The need for a stronger law-and-order presence is acute, police statistics show. Council Delegate Dwight Witherspoon (Forest Lake/Hardrock/Kíts'íílí/Piñon/Whippoorwill), who presented the report to the committee, said 32 percent of arrests made within the Chinle Police District comes from Piñon.
As part of his presentation, he showed the committee newspaper clippings about the March shooting of a Piñon man in the Bashas' parking lot and about another man who was charged with burning down his mother's house.
"These are certainly things that have occurred in the last couple of months," he said. "We've certainly had murders, we have a lot of gang activity."
Witherspoon said he is a former high school football and wrestling coach and that many of his athletes did not want to stay after school for practice because they were concerned about the safety of their homes.
"We have a dire concern to improve our public safety," he said. "This facility would greatly benefit our seven communities and change the behavior within our communities."
Piñon Chapter President Bessie Allen said having a daily presence of law enforcement would prevent criminal activity.
"When you are driving down the road, if there's an officer on the road everybody slows down," Allen said. "It's like that in a community, if you see an officer around everybody kind of behaves themselves."
Chapter officials and community members have repeatedly approached the Council to fund the project, she said.
"I don't know what you have to do to convince your leaders that there is a need," Allen said.
Jonathan Nez, who was there representing the Navajo County Board of Supervisors (he represents District 1, which includes the Navajo end of Black Mesa), said the county has stationed a sheriff's deputy in Piñon, but the deputy cannot arrest anyone because the tribe and the county have not yet finalized a cross-deputization agreement.
"All he can do is wave," said Nez, who also serves on the Council.
He said traffic has increased in Piñon since the main roads were paved and some of those visitors conduct criminal activity.
"They're getting smart - drug dealers - they're using secondary roads where there's no police officers, where there's no public safety present and that's what these folks here are dealing with," Nez said.

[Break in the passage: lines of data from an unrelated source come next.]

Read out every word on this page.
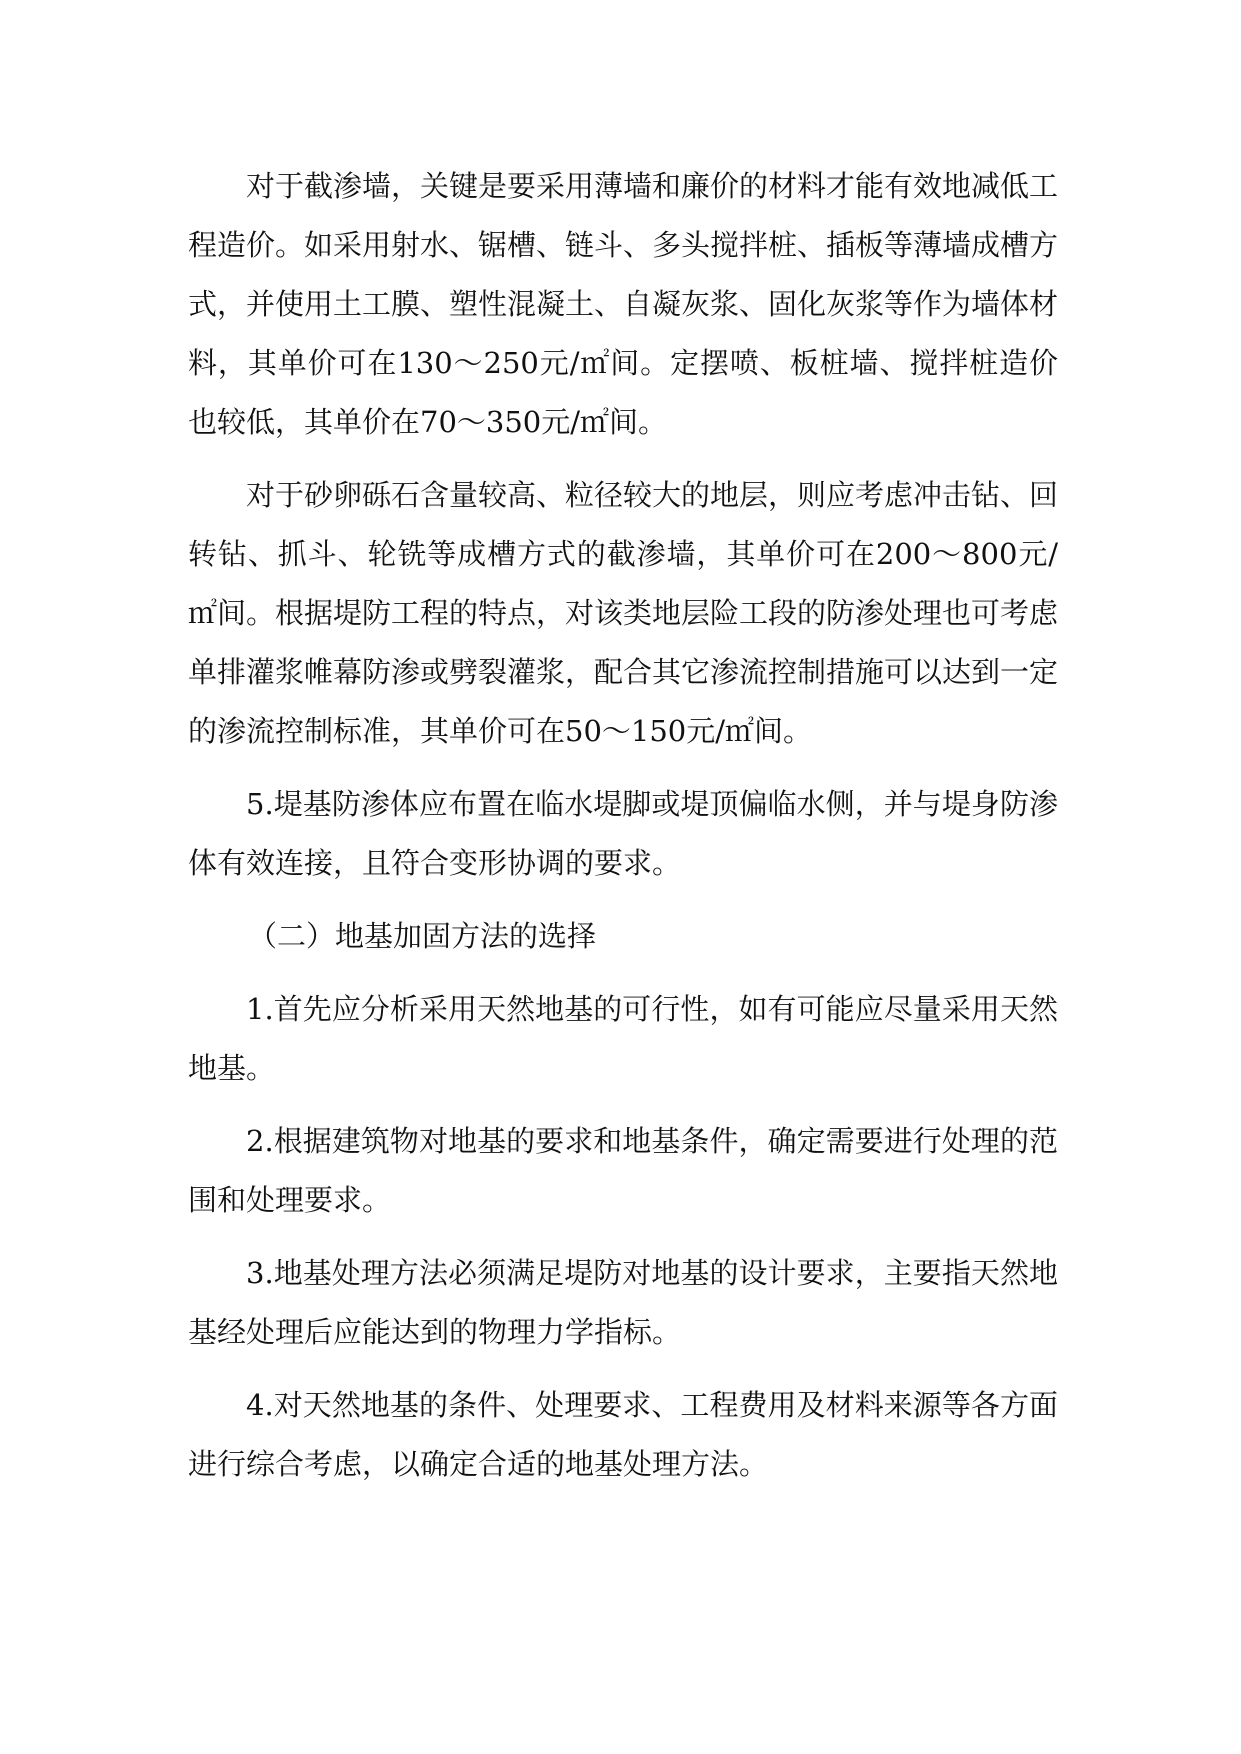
对于截渗墙，关键是要采用薄墙和廉价的材料才能有效地减低工程造价。如采用射水、锯槽、链斗、多头搅拌桩、插板等薄墙成槽方式，并使用土工膜、塑性混凝土、自凝灰浆、固化灰浆等作为墙体材料，其单价可在130～250元/㎡间。定摆喷、板桩墙、搅拌桩造价也较低，其单价在70～350元/㎡间。

对于砂卵砾石含量较高、粒径较大的地层，则应考虑冲击钻、回转钻、抓斗、轮铣等成槽方式的截渗墙，其单价可在200～800元/㎡间。根据堤防工程的特点，对该类地层险工段的防渗处理也可考虑单排灌浆帷幕防渗或劈裂灌浆，配合其它渗流控制措施可以达到一定的渗流控制标准，其单价可在50～150元/㎡间。

5.堤基防渗体应布置在临水堤脚或堤顶偏临水侧，并与堤身防渗体有效连接，且符合变形协调的要求。

（二）地基加固方法的选择

1.首先应分析采用天然地基的可行性，如有可能应尽量采用天然地基。

2.根据建筑物对地基的要求和地基条件，确定需要进行处理的范围和处理要求。

3.地基处理方法必须满足堤防对地基的设计要求，主要指天然地基经处理后应能达到的物理力学指标。

4.对天然地基的条件、处理要求、工程费用及材料来源等各方面进行综合考虑，以确定合适的地基处理方法。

Supporters of the Piñon public safety facility also questioned why their project did not receive any money from the $60 million loan from Key Bank to construct new jails.

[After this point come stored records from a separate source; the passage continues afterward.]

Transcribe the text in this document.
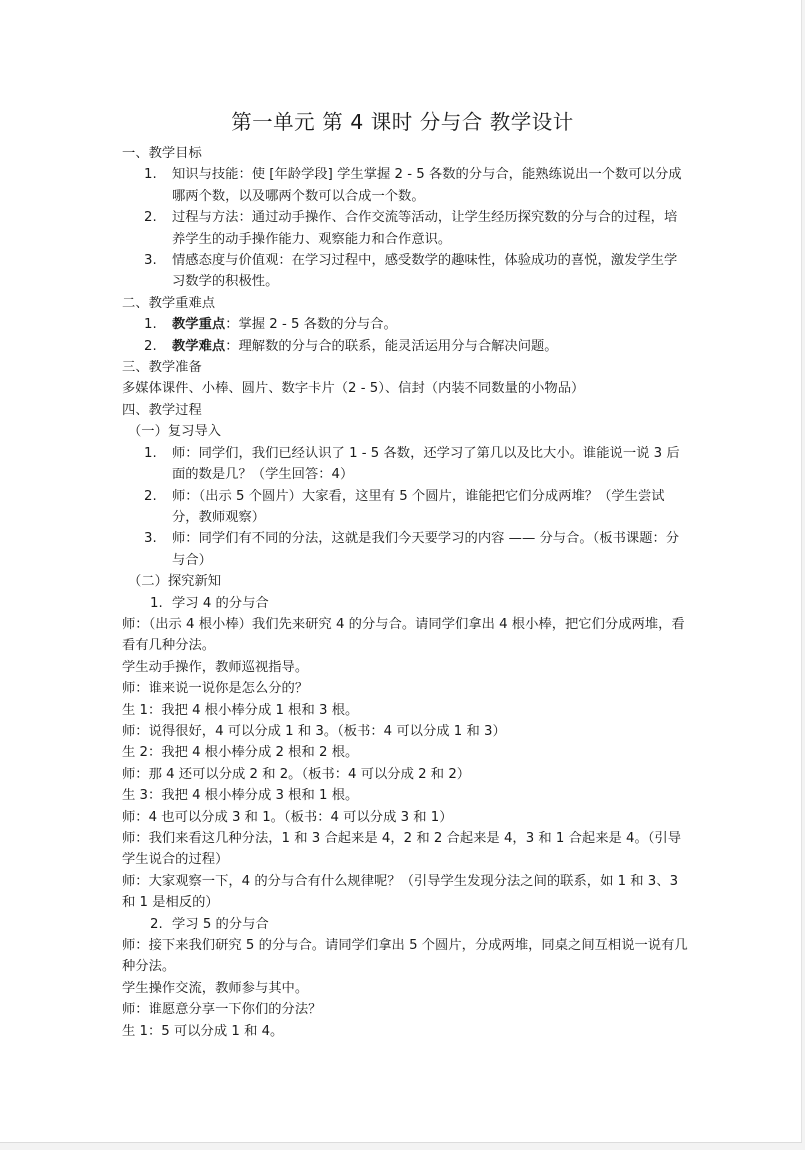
第一单元 第 4 课时 分与合 教学设计

一、教学目标

1. 知识与技能：使 [年龄学段] 学生掌握 2 - 5 各数的分与合，能熟练说出一个数可以分成哪两个数，以及哪两个数可以合成一个数。
2. 过程与方法：通过动手操作、合作交流等活动，让学生经历探究数的分与合的过程，培养学生的动手操作能力、观察能力和合作意识。
3. 情感态度与价值观：在学习过程中，感受数学的趣味性，体验成功的喜悦，激发学生学习数学的积极性。

二、教学重难点

1. 教学重点：掌握 2 - 5 各数的分与合。
2. 教学难点：理解数的分与合的联系，能灵活运用分与合解决问题。

三、教学准备

多媒体课件、小棒、圆片、数字卡片（2 - 5）、信封（内装不同数量的小物品）

四、教学过程

（一）复习导入

1. 师：同学们，我们已经认识了 1 - 5 各数，还学习了第几以及比大小。谁能说一说 3 后面的数是几？（学生回答：4）
2. 师：（出示 5 个圆片）大家看，这里有 5 个圆片，谁能把它们分成两堆？（学生尝试分，教师观察）
3. 师：同学们有不同的分法，这就是我们今天要学习的内容 —— 分与合。（板书课题：分与合）

（二）探究新知

1. 学习 4 的分与合

师：（出示 4 根小棒）我们先来研究 4 的分与合。请同学们拿出 4 根小棒，把它们分成两堆，看看有几种分法。

学生动手操作，教师巡视指导。

师：谁来说一说你是怎么分的？

生 1：我把 4 根小棒分成 1 根和 3 根。

师：说得很好，4 可以分成 1 和 3。（板书：4 可以分成 1 和 3）

生 2：我把 4 根小棒分成 2 根和 2 根。

师：那 4 还可以分成 2 和 2。（板书：4 可以分成 2 和 2）

生 3：我把 4 根小棒分成 3 根和 1 根。

师：4 也可以分成 3 和 1。（板书：4 可以分成 3 和 1）

师：我们来看这几种分法，1 和 3 合起来是 4，2 和 2 合起来是 4，3 和 1 合起来是 4。（引导学生说合的过程）

师：大家观察一下，4 的分与合有什么规律呢？（引导学生发现分法之间的联系，如 1 和 3、3 和 1 是相反的）

2. 学习 5 的分与合

师：接下来我们研究 5 的分与合。请同学们拿出 5 个圆片，分成两堆，同桌之间互相说一说有几种分法。

学生操作交流，教师参与其中。

师：谁愿意分享一下你们的分法？

生 1：5 可以分成 1 和 4。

Delores Greyeyes, Department of Corrections director, said the Key Bank loan was allocated to the design and construction of public safety and judicial buildings in three agency headquarters, Tuba City, Crownpoint and Chinle, based on a priority list developed by the previous Council.

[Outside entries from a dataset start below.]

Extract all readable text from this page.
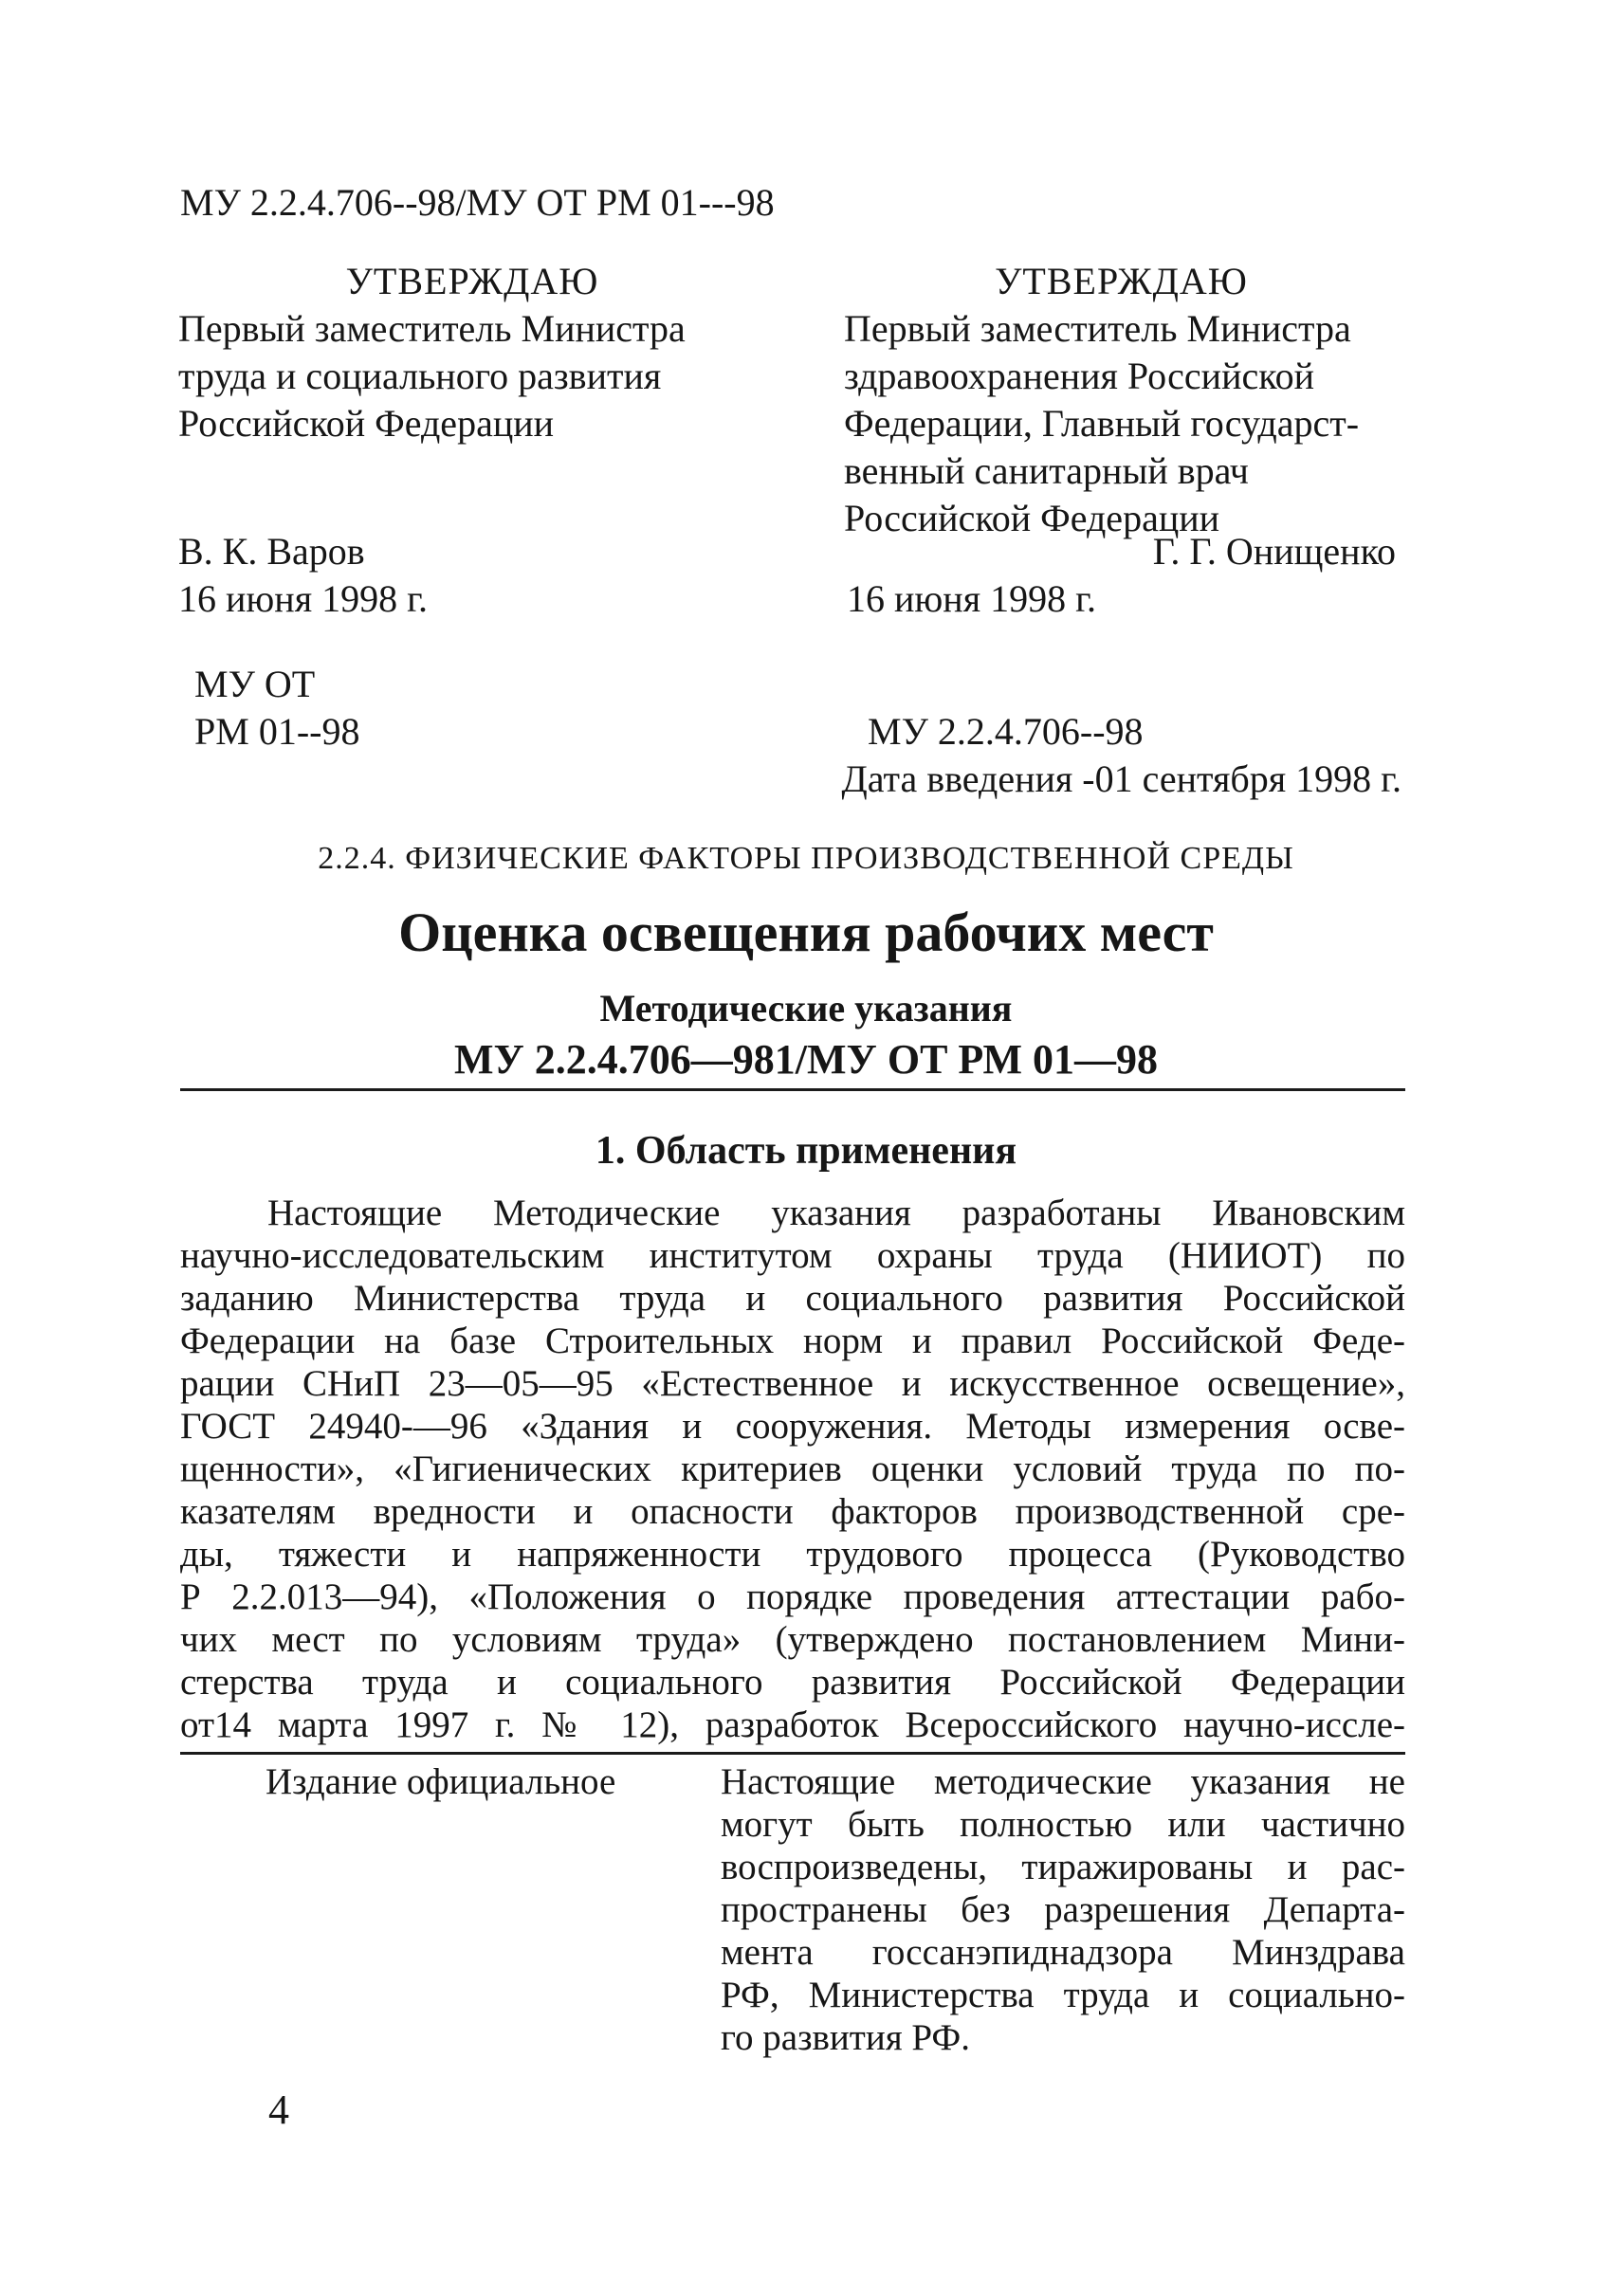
МУ 2.2.4.706--98/МУ ОТ РМ 01---98
УТВЕРЖДАЮ
Первый заместитель Министра
труда и социального развития
Российской Федерации
УТВЕРЖДАЮ
Первый заместитель Министра
здравоохранения Российской
Федерации, Главный государст-
венный санитарный врач
Российской Федерации
В. К. Варов
16 июня 1998 г.
Г. Г. Онищенко
16 июня 1998 г.
МУ ОТ
РМ 01--98	МУ 2.2.4.706--98
Дата введения -01 сентября 1998 г.
2.2.4. ФИЗИЧЕСКИЕ ФАКТОРЫ ПРОИЗВОДСТВЕННОЙ СРЕДЫ
Оценка освещения рабочих мест
Методические указания
МУ 2.2.4.706—981/МУ ОТ РМ 01—98
1. Область применения
Настоящие Методические указания разработаны Ивановским
научно-исследовательским институтом охраны труда (НИИОТ) по
заданию Министерства труда и социального развития Российской
Федерации на базе Строительных норм и правил Российской Феде-
рации СНиП 23—05—95 «Естественное и искусственное освещение»,
ГОСТ 24940-—96 «Здания и сооружения. Методы измерения осве-
щенности», «Гигиенических критериев оценки условий труда по по-
казателям вредности и опасности факторов производственной сре-
ды, тяжести и напряженности трудового процесса (Руководство
Р 2.2.013—94), «Положения о порядке проведения аттестации рабо-
чих мест по условиям труда» (утверждено постановлением Мини-
стерства труда и социального развития Российской Федерации
от14 марта 1997 г. № 12), разработок Всероссийского научно-иссле-
Издание официальное	Настоящие методические указания не
могут быть полностью или частично
воспроизведены, тиражированы и рас-
пространены без разрешения Департа-
мента госсанэпиднадзора Минздрава
РФ, Министерства труда и социально-
го развития РФ.
4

In 2007, the tribe increased the Navajo Nation sales tax by 1 percent to pay for public safety and judicial facilities.
"One of my recommendations is, let's revisit that tax set-aside. We need to increase it. The public safety demands and needs are tremendous," Greyeyes said. "We need to increase that in order for us to move a lot faster in meeting our people's needs in building these facilities."
She commended the community for working on a solution but the same issues and needs are impacting many communities on the Navajo Nation, she said.
Committee member Alton Joe Shepherd (Cornfields/Ganado/Jeddito/Kin Dah Lichíí/Steamboat) supports the Piñon facility and asked the Law and Order Committee to examine where money can be found to build it.
Joe suggested to Witherspoon that he place the issue before the Resources and Development Committee for inclusion in a bond-financing proposal the committee is considering.
"They're looking to have shovel-ready projects and I think this is well and beyond towards that and farther along than some of the other projects being proposed," Shepherd said.
Law and Order Committee Chairman Edmund Yazzie (Church Rock/Iyanbito/Mariano Lake/Pinedale/Smith Lake/Thoreau) proposed revisiting the priority list compiled by the previous Council, and a work session involving the Division of Public Safety.
"They put us to the test," Yazzie said of the push from Piñon.
The committee accepted the report, 3-0, and scheduled a work session Tuesday, June 28, at 9 a.m.